In an interview with BBC television thirty years ago, Blake himself said that the number of Western agents who provided information to the Soviet and Eastern European secret services could be closer to five hundred.
Blake was left in the shadows after one of the Polish reconnaissance officers, Michael Goleniewski, fled west and revealed Blake’s activities.
George Blake was sentenced to 42 years in prison, but in 1966 he escaped from the infamous Wormwood Scrubs Prison in London and went to the Soviet Union.
In 2007, Russian President Vladimir Putin awarded the former double agent the Order of Merit for Friendship.
George Blake’s name is commonly known as members of the legendary “Five Tooth” known as Cambridge Five.
The Cambridge Five had been the most effective forward stronghold of Soviet reconnaissance in Britain since 1939, but Blake had never been a member of the spy group consisting of Kim Philby, Guy Burgess, Donald MacLean, Anthony Blunt, and John Cairncross.
It was not until the early 1950s that there was a notion of British deterrence on the activities of former Cambridge students.
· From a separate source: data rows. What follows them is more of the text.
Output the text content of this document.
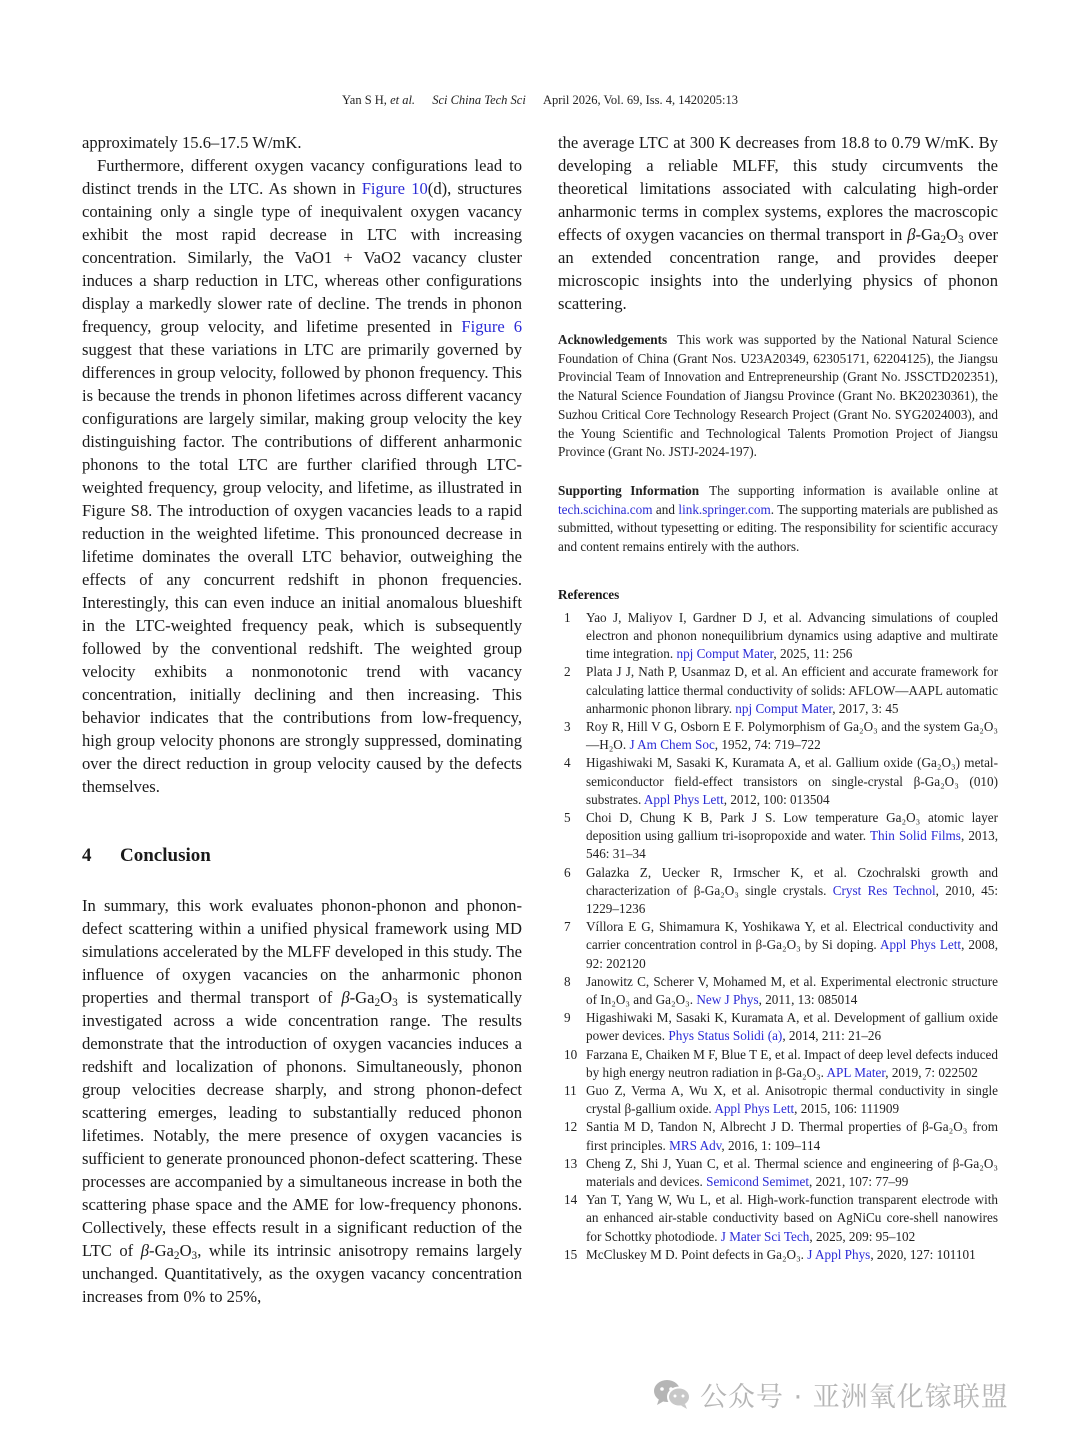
Yan S H, et al. Sci China Tech Sci April 2026, Vol. 69, Iss. 4, 1420205:13

approximately 15.6–17.5 W/mK.

Furthermore, different oxygen vacancy configurations lead to distinct trends in the LTC. As shown in Figure 10(d), structures containing only a single type of inequivalent oxygen vacancy exhibit the most rapid decrease in LTC with increasing concentration. Similarly, the VaO1 + VaO2 vacancy cluster induces a sharp reduction in LTC, whereas other configurations display a markedly slower rate of decline. The trends in phonon frequency, group velocity, and lifetime presented in Figure 6 suggest that these variations in LTC are primarily governed by differences in group velocity, followed by phonon frequency. This is because the trends in phonon lifetimes across different vacancy configurations are largely similar, making group velocity the key distinguishing factor. The contributions of different anharmonic phonons to the total LTC are further clarified through LTC-weighted frequency, group velocity, and lifetime, as illustrated in Figure S8. The introduction of oxygen vacancies leads to a rapid reduction in the weighted lifetime. This pronounced decrease in lifetime dominates the overall LTC behavior, outweighing the effects of any concurrent redshift in phonon frequencies. Interestingly, this can even induce an initial anomalous blueshift in the LTC-weighted frequency peak, which is subsequently followed by the conventional redshift. The weighted group velocity exhibits a nonmonotonic trend with vacancy concentration, initially declining and then increasing. This behavior indicates that the contributions from low-frequency, high group velocity phonons are strongly suppressed, dominating over the direct reduction in group velocity caused by the defects themselves.

4 Conclusion

In summary, this work evaluates phonon-phonon and phonon-defect scattering within a unified physical framework using MD simulations accelerated by the MLFF developed in this study. The influence of oxygen vacancies on the anharmonic phonon properties and thermal transport of $\beta-Ga_2O_3$ is systematically investigated across a wide concentration range. The results demonstrate that the introduction of oxygen vacancies induces a redshift and localization of phonons. Simultaneously, phonon group velocities decrease sharply, and strong phonon-defect scattering emerges, leading to substantially reduced phonon lifetimes. Notably, the mere presence of oxygen vacancies is sufficient to generate pronounced phonon-defect scattering. These processes are accompanied by a simultaneous increase in both the scattering phase space and the AME for low-frequency phonons. Collectively, these effects result in a significant reduction of the LTC of $\beta-Ga_2O_3$, while its intrinsic anisotropy remains largely unchanged. Quantitatively, as the oxygen vacancy concentration increases from 0% to 25%,

the average LTC at 300 K decreases from 18.8 to 0.79 W/mK. By developing a reliable MLFF, this study circumvents the theoretical limitations associated with calculating high-order anharmonic terms in complex systems, explores the macroscopic effects of oxygen vacancies on thermal transport in $\beta-Ga_2O_3$ over an extended concentration range, and provides deeper microscopic insights into the underlying physics of phonon scattering.

Acknowledgements This work was supported by the National Natural Science Foundation of China (Grant Nos. U23A20349, 62305171, 62204125), the Jiangsu Provincial Team of Innovation and Entrepreneurship (Grant No. JSSCTD202351), the Natural Science Foundation of Jiangsu Province (Grant No. BK20230361), the Suzhou Critical Core Technology Research Project (Grant No. SYG2024003), and the Young Scientific and Technological Talents Promotion Project of Jiangsu Province (Grant No. JSTJ-2024-197).

Supporting Information The supporting information is available online at tech.scichina.com and link.springer.com. The supporting materials are published as submitted, without typesetting or editing. The responsibility for scientific accuracy and content remains entirely with the authors.

References
1	Yao J, Maliyov I, Gardner D J, et al. Advancing simulations of coupled electron and phonon nonequilibrium dynamics using adaptive and multirate time integration. npj Comput Mater, 2025, 11: 256
2	Plata J J, Nath P, Usanmaz D, et al. An efficient and accurate framework for calculating lattice thermal conductivity of solids: AFLOW—AAPL automatic anharmonic phonon library. npj Comput Mater, 2017, 3: 45
3	Roy R, Hill V G, Osborn E F. Polymorphism of Ga₂O₃ and the system Ga₂O₃—H₂O. J Am Chem Soc, 1952, 74: 719–722
4	Higashiwaki M, Sasaki K, Kuramata A, et al. Gallium oxide (Ga₂O₃) metal-semiconductor field-effect transistors on single-crystal β-Ga₂O₃ (010) substrates. Appl Phys Lett, 2012, 100: 013504
5	Choi D, Chung K B, Park J S. Low temperature Ga₂O₃ atomic layer deposition using gallium tri-isopropoxide and water. Thin Solid Films, 2013, 546: 31–34
6	Galazka Z, Uecker R, Irmscher K, et al. Czochralski growth and characterization of β-Ga₂O₃ single crystals. Cryst Res Technol, 2010, 45: 1229–1236
7	Víllora E G, Shimamura K, Yoshikawa Y, et al. Electrical conductivity and carrier concentration control in β-Ga₂O₃ by Si doping. Appl Phys Lett, 2008, 92: 202120
8	Janowitz C, Scherer V, Mohamed M, et al. Experimental electronic structure of In₂O₃ and Ga₂O₃. New J Phys, 2011, 13: 085014
9	Higashiwaki M, Sasaki K, Kuramata A, et al. Development of gallium oxide power devices. Phys Status Solidi (a), 2014, 211: 21–26
10 Farzana E, Chaiken M F, Blue T E, et al. Impact of deep level defects induced by high energy neutron radiation in β-Ga₂O₃. APL Mater, 2019, 7: 022502
11 Guo Z, Verma A, Wu X, et al. Anisotropic thermal conductivity in single crystal β-gallium oxide. Appl Phys Lett, 2015, 106: 111909
12 Santia M D, Tandon N, Albrecht J D. Thermal properties of β-Ga₂O₃ from first principles. MRS Adv, 2016, 1: 109–114
13 Cheng Z, Shi J, Yuan C, et al. Thermal science and engineering of β-Ga₂O₃ materials and devices. Semicond Semimet, 2021, 107: 77–99
14 Yan T, Yang W, Wu L, et al. High-work-function transparent electrode with an enhanced air-stable conductivity based on AgNiCu core-shell nanowires for Schottky photodiode. J Mater Sci Tech, 2025, 209: 95–102
15 McCluskey M D. Point defects in Ga₂O₃. J Appl Phys, 2020, 127: 101101
公众号 · 亚洲氧化镓联盟
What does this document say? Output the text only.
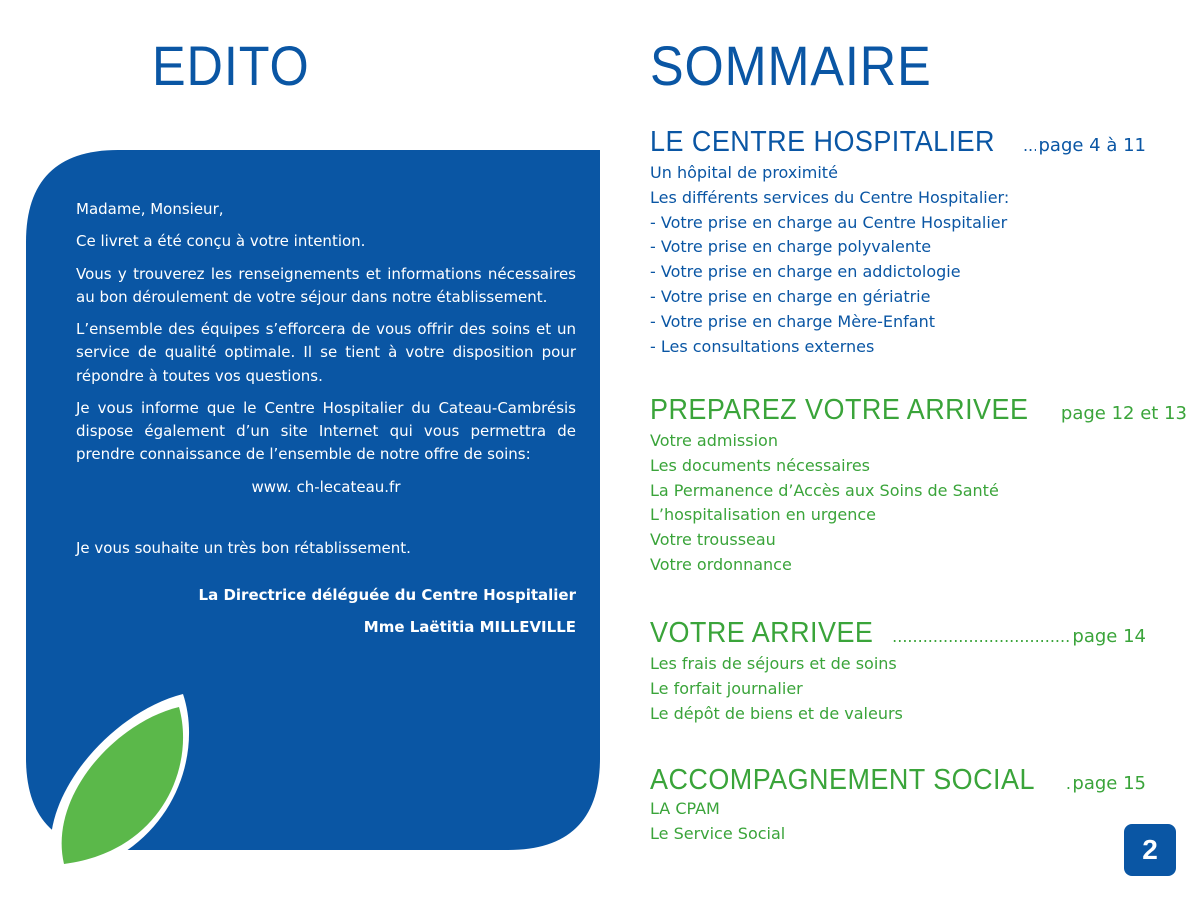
EDITO	SOMMAIRE

Madame, Monsieur,

Ce livret a été conçu à votre intention.

Vous y trouverez les renseignements et informations nécessaires au bon déroulement de votre séjour dans notre établissement.

L’ensemble des équipes s’efforcera de vous offrir des soins et un service de qualité optimale. Il se tient à votre disposition pour répondre à toutes vos questions.

Je vous informe que le Centre Hospitalier du Cateau-Cambrésis dispose également d’un site Internet qui vous permettra de prendre connaissance de l’ensemble de notre offre de soins:

www. ch-lecateau.fr

Je vous souhaite un très bon rétablissement.

La Directrice déléguée du Centre Hospitalier

Mme Laëtitia MILLEVILLE

LE CENTRE HOSPITALIER ..... page 4 à 11
Un hôpital de proximité
Les différents services du Centre Hospitalier:
- Votre prise en charge au Centre Hospitalier
- Votre prise en charge polyvalente
- Votre prise en charge en addictologie
- Votre prise en charge en gériatrie
- Votre prise en charge Mère-Enfant
- Les consultations externes
PREPAREZ VOTRE ARRIVEE page 12 et 13
Votre admission
Les documents nécessaires
La Permanence d’Accès aux Soins de Santé
L’hospitalisation en urgence
Votre trousseau
Votre ordonnance
VOTRE ARRIVEE .....	page 14
Les frais de séjours et de soins
Le forfait journalier
Le dépôt de biens et de valeurs
ACCOMPAGNEMENT SOCIAL ..... page 15
LA CPAM
Le Service Social
2
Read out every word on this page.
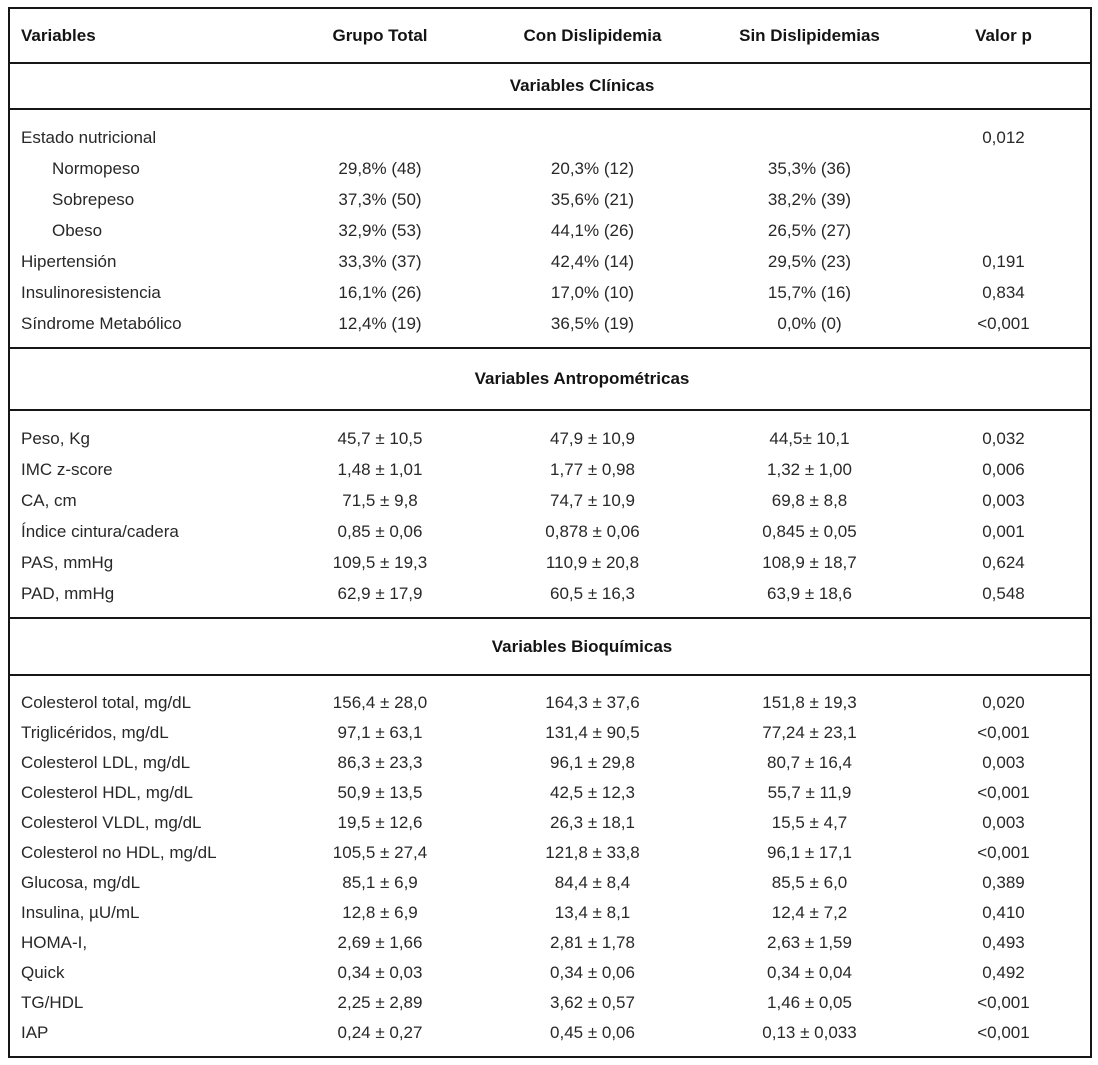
Variables	Grupo Total	Con Dislipidemia	Sin Dislipidemias	Valor p
Variables Clínicas				
Estado nutricional				0,012
Normopeso	29,8% (48)	20,3% (12)	35,3% (36)	
Sobrepeso	37,3% (50)	35,6% (21)	38,2% (39)	
Obeso	32,9% (53)	44,1% (26)	26,5% (27)	
Hipertensión	33,3% (37)	42,4% (14)	29,5% (23)	0,191
Insulinoresistencia	16,1% (26)	17,0% (10)	15,7% (16)	0,834
Síndrome Metabólico	12,4% (19)	36,5% (19)	0,0% (0)	<0,001
Variables Antropométricas				
Peso, Kg	45,7 ± 10,5	47,9 ± 10,9	44,5± 10,1	0,032
IMC z-score	1,48 ± 1,01	1,77 ± 0,98	1,32 ± 1,00	0,006
CA, cm	71,5 ± 9,8	74,7 ± 10,9	69,8 ± 8,8	0,003
Índice cintura/cadera	0,85 ± 0,06	0,878 ± 0,06	0,845 ± 0,05	0,001
PAS, mmHg	109,5 ± 19,3	110,9 ± 20,8	108,9 ± 18,7	0,624
PAD, mmHg	62,9 ± 17,9	60,5 ± 16,3	63,9 ± 18,6	0,548
Variables Bioquímicas				
Colesterol total, mg/dL	156,4 ± 28,0	164,3 ± 37,6	151,8 ± 19,3	0,020
Triglicéridos, mg/dL	97,1 ± 63,1	131,4 ± 90,5	77,24 ± 23,1	<0,001
Colesterol LDL, mg/dL	86,3 ± 23,3	96,1 ± 29,8	80,7 ± 16,4	0,003
Colesterol HDL, mg/dL	50,9 ± 13,5	42,5 ± 12,3	55,7 ± 11,9	<0,001
Colesterol VLDL, mg/dL	19,5 ± 12,6	26,3 ± 18,1	15,5 ± 4,7	0,003
Colesterol no HDL, mg/dL	105,5 ± 27,4	121,8 ± 33,8	96,1 ± 17,1	<0,001
Glucosa, mg/dL	85,1 ± 6,9	84,4 ± 8,4	85,5 ± 6,0	0,389
Insulina, µU/mL	12,8 ± 6,9	13,4 ± 8,1	12,4 ± 7,2	0,410
HOMA-I,	2,69 ± 1,66	2,81 ± 1,78	2,63 ± 1,59	0,493
Quick	0,34 ± 0,03	0,34 ± 0,06	0,34 ± 0,04	0,492
TG/HDL	2,25 ± 2,89	3,62 ± 0,57	1,46 ± 0,05	<0,001
IAP	0,24 ± 0,27	0,45 ± 0,06	0,13 ± 0,033	<0,001
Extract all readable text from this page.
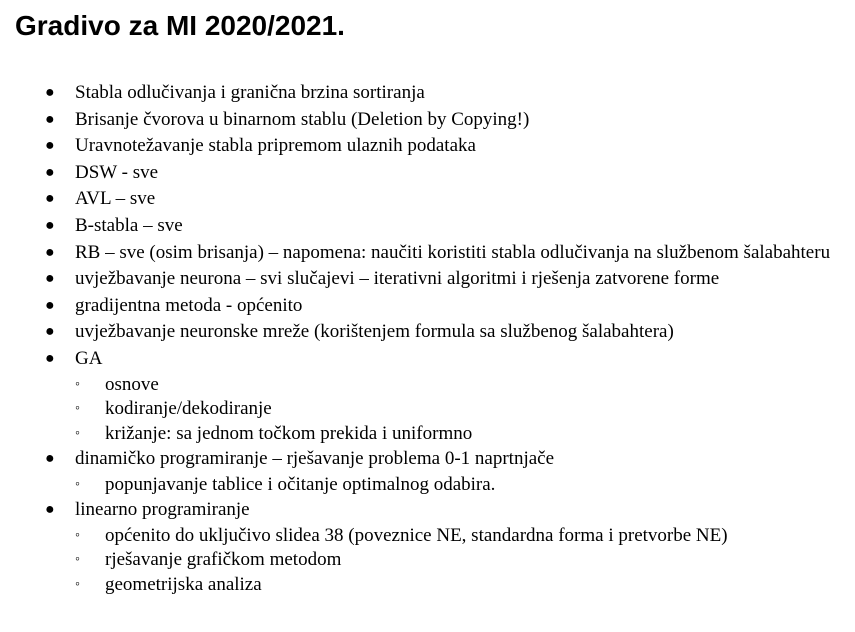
Gradivo za MI 2020/2021.
●	Stabla odlučivanja i granična brzina sortiranja
●	Brisanje čvorova u binarnom stablu (Deletion by Copying!)
●	Uravnotežavanje stabla pripremom ulaznih podataka
●	DSW - sve
●	AVL – sve
●	B-stabla – sve
●	RB – sve (osim brisanja) – napomena: naučiti koristiti stabla odlučivanja na službenom šalabahteru
●	uvježbavanje neurona – svi slučajevi – iterativni algoritmi i rješenja zatvorene forme
●	gradijentna metoda - općenito
●	uvježbavanje neuronske mreže (korištenjem formula sa službenog šalabahtera)
●	GA
◦	osnove
◦	kodiranje/dekodiranje
◦	križanje: sa jednom točkom prekida i uniformno
●	dinamičko programiranje – rješavanje problema 0-1 naprtnjače
◦	popunjavanje tablice i očitanje optimalnog odabira.
●	linearno programiranje
◦	općenito do uključivo slidea 38 (poveznice NE, standardna forma i pretvorbe NE)
◦	rješavanje grafičkom metodom
◦	geometrijska analiza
At that time, Maclean and Burgess, on Philby’s warning, also fled to Moscow, and in 1963 Philby followed them.
It was not until 1979 that Anthony Blunt was officially identified as the “fourth man”, Cairncross, the fifth died in 1996 without ever having admitted his full membership in the “Cambridge Five”.
With the death of George Blake on Saturday, the last member of Britain’s generation of Cold War-era double agents left the ranks of the living.